Leo ravala la fin de sa phrase – un ingénieur, à l’époque ? – alors que sa mémoire libérait enfin l’information souhaitée. Comment avait-il pu oublier ? Van Atta, quand il l’avait connu, n’était encore qu’un ingénieur subalterne. Cet arriviste aux manières onctueuses était-il le même imbécile qu’il avait envoyé sans ménagement à l’étage du dessus, au service administratif, rien que pour ne plus l’avoir dans les pattes sur le projet de la station Morita ? À quand cela remontait-il ? Dix ans ? Douze ?… Oui, c’était bien lui. Brucie-baby… Merde.

La comconsole de Van Atta dégorgea deux disquettes de données.

— Vous m’avez propulsé sur la voie express. J’ai toujours pensé que ça vous procurerait une certaine satisfaction de voir un de vos anciens étudiants se faire une place au soleil. Vous passez tellement de temps à enseigner…

Van Atta n’avait guère que cinq ans de moins que Leo. Lequel dut réprimer une profonde irritation. Pour qui le prenait-il, ce gratte-papier ? Pour un vieux prof à la retraite ? Il était ingénieur. Un ingénieur qui bossait sur le terrain, et qui n’avait pas peur de se salir les mains, en plus. Son travail, sous la houlette d’une conscience professionnelle impitoyable, frisait la perfection. Ses états de service étaient là pour le prouver…

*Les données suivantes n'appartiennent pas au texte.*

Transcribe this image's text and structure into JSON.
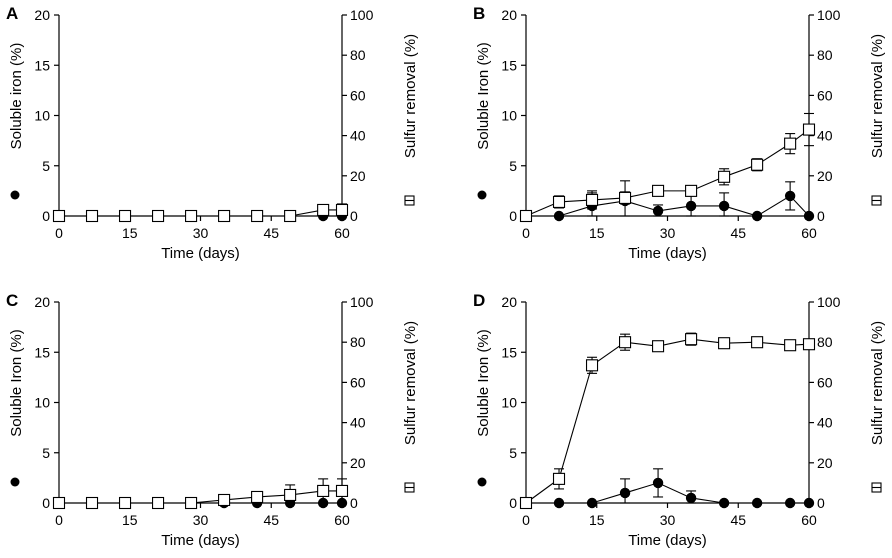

Il laissa sa colère se dissiper dans un soupir. Finalement, c’était toujours la même chose, non ? Il avait vu des dizaines de subordonnés monter en grade, bien souvent des hommes qu’il avait formés lui-même. Mais dans l’esprit d’un Van Atta, c’était une faiblesse, évidemment, et non une question de fierté.

Van Atta poussa les disquettes vers lui.

— Votre emploi du temps et le programme des cours, dit-il. Venez, je vais vous montrer une partie du matériel sur lequel vous travaillerez. GalacTech a deux projets en préparation sur lesquels ils envisagent de lâcher les quaddies de Cay.

— Quaddies ?

— C’est le nom officiel.

— Hmm… Ce n’est pas un peu… péjoratif ?

Van Atta haussa les sourcils, étonné, puis secoua la tête.

— Non. En revanche, ne vous avisez pas de les appeler des « mutants ». Il y a eu une telle paranoïa après le fiasco du clonage militaire de Nuovo Brasilian… Cette opération aurait pu être menée à terme bien plus facilement dans l’orbite terrestre, si les manipulations génétiques n’avaient pas provoqué une véritable psychose collective. Mais revenons à nos moutons… les projets. Le premier est d’assembler des navires de saut en orbite autour d’Orient IV, et le second de construire la station Kline, un poste de transfert spatial dans un coin perdu au large de Tau Ceti – travail dans le froid, pas de planètes habitables dans le système, un soleil éteint… L’espace local ne compte pas moins de six couloirs de navigation. Potentiellement très rentable. Mais ça signifie un gros boulot de soudure dans les pires conditions d’apesanteur qui soient…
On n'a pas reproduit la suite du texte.